While I was investigating machine reading comprehension as my research theme, I decided to participate in the MS MARCO challenge, an international competition for machine reading comprehension hosted by Microsoft. Until then, I had no experience competing with many other researchers on a major topic, but our model initially took first place, and the letters “NTT” appeared on top of the leaderboard. Although I was delighted, I was also impressed that the people around me were also very happy. This experience made us believe that we could compete on a global stage, and we went on to participate in several competitions and ranked top of their leaderboards. It took courage to take on LLMs as a research theme because they are attracting much attention and evolving fast, but I feel that the successful experience at MS MARCO has pushed me forward. The business world has high expectations for LLMs, and as an academic topic, LLMs have much potential, from analyzing the mechanisms of LLMs to proposing new models, so I find them very rewarding to investigate.

—What is your message to junior researchers?

Mainstream research themes are “red ocean” fields in which many researchers are competing aggressively, and some people may avoid those fields because it is difficult to achieve results in those competitive environments. However, it can also be said that LLMs is the field that many researchers focus on because it is currently the most-important research theme. When you research LLMs, you can make new discoveries and achieve results, and I think there are many areas in which you can compete, so I encourage young researchers to take on LLMs. When taking on a new theme that is not mainstream, it is a good idea to be aware of whether the theme is valuable enough for other researchers to follow you. For example, when you are young, you might work on themes that you think they are important, even if they are somewhat incremental, then once you have gained more research ability, you might jump into mainstream themes in red oceans. In any case, I believe it is important to take on the challenge of important and valuable themes.

Many researchers are investigating LLMs, making it truly a red-ocean field. However, it is a new and rapidly changing field, so it is not impossible for us to keep up with it, and I believe we have ample opportunity to compete at the forefront. We are working on the LLM project in cooperation with many people, and we expect to achieve good results.

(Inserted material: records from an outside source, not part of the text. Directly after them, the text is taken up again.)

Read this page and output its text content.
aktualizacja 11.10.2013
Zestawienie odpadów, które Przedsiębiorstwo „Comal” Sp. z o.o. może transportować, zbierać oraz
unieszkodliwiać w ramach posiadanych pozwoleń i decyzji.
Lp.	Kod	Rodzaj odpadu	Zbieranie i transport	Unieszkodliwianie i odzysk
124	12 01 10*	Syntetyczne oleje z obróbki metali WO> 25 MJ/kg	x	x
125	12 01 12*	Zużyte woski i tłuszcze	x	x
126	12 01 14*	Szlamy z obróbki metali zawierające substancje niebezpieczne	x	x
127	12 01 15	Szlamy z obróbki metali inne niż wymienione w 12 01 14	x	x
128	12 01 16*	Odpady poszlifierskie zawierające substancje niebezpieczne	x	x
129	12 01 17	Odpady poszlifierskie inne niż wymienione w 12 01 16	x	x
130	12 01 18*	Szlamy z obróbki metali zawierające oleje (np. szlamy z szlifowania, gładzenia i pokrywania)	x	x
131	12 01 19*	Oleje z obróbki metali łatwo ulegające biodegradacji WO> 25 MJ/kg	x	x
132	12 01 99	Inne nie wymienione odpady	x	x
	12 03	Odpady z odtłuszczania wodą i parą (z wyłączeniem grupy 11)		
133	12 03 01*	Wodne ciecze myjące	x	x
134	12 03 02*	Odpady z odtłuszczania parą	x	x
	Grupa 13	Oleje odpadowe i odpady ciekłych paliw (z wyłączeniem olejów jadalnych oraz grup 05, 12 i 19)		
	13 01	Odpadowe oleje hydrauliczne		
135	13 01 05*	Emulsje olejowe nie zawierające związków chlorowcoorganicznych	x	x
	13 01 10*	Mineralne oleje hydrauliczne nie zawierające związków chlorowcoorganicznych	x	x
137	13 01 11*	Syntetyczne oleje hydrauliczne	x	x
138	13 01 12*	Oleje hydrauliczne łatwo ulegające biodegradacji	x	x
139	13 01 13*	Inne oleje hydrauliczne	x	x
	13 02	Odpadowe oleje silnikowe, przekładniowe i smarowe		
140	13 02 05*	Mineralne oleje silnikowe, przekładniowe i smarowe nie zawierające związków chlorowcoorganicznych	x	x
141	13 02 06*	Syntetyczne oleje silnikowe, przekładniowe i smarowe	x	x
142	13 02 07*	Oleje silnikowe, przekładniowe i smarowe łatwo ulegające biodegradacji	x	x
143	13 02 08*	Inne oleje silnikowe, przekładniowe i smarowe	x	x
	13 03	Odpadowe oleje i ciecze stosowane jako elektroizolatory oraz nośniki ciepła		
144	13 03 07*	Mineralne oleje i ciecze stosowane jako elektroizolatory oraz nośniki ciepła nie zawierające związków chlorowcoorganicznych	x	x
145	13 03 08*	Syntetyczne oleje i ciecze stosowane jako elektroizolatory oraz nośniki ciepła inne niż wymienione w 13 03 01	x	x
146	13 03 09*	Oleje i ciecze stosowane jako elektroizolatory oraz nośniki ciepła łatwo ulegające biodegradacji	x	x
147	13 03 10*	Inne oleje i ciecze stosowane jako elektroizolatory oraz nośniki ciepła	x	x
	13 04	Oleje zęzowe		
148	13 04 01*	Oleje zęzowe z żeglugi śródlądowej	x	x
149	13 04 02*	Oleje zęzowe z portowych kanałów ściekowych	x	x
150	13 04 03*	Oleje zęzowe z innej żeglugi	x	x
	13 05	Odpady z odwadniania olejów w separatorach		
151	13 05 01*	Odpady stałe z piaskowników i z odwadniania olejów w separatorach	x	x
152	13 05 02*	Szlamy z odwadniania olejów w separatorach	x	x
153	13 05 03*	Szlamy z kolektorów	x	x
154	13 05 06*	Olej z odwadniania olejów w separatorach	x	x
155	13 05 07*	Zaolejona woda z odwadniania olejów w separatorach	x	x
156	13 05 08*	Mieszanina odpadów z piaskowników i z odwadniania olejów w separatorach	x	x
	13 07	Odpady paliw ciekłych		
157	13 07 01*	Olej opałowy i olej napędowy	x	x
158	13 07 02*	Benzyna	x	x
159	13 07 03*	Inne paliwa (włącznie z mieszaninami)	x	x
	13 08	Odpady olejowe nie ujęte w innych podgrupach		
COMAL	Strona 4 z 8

I think it takes courage to change your research field or theme, but from my own experience of working in various fields and on themes other than natural language processing, I am glad that I was flexible and tried different things. If you challenge yourself to aim at what is important now and what you should naturally do now, you will feel relatively little resistance in changing fields and themes.

■Interviewee profile

Kyosuke Nishida received a B.E., M.I.S., and Ph.D. in information science and technology from Hokkaido University in 2004, 2006, and 2008. He joined NTT in 2009. His current interests include natural language processing, vision-and-language, and AI. He is currently serving as the technical lead for NTT’s LLMs. He received the Paper Award from the Association of Natural Language Processing from 2018 to 2024. He is a member of the Association for Computing Machinery, Association of Natural Language Processing, Information Processing Society of Japan, and the Database Society of Japan.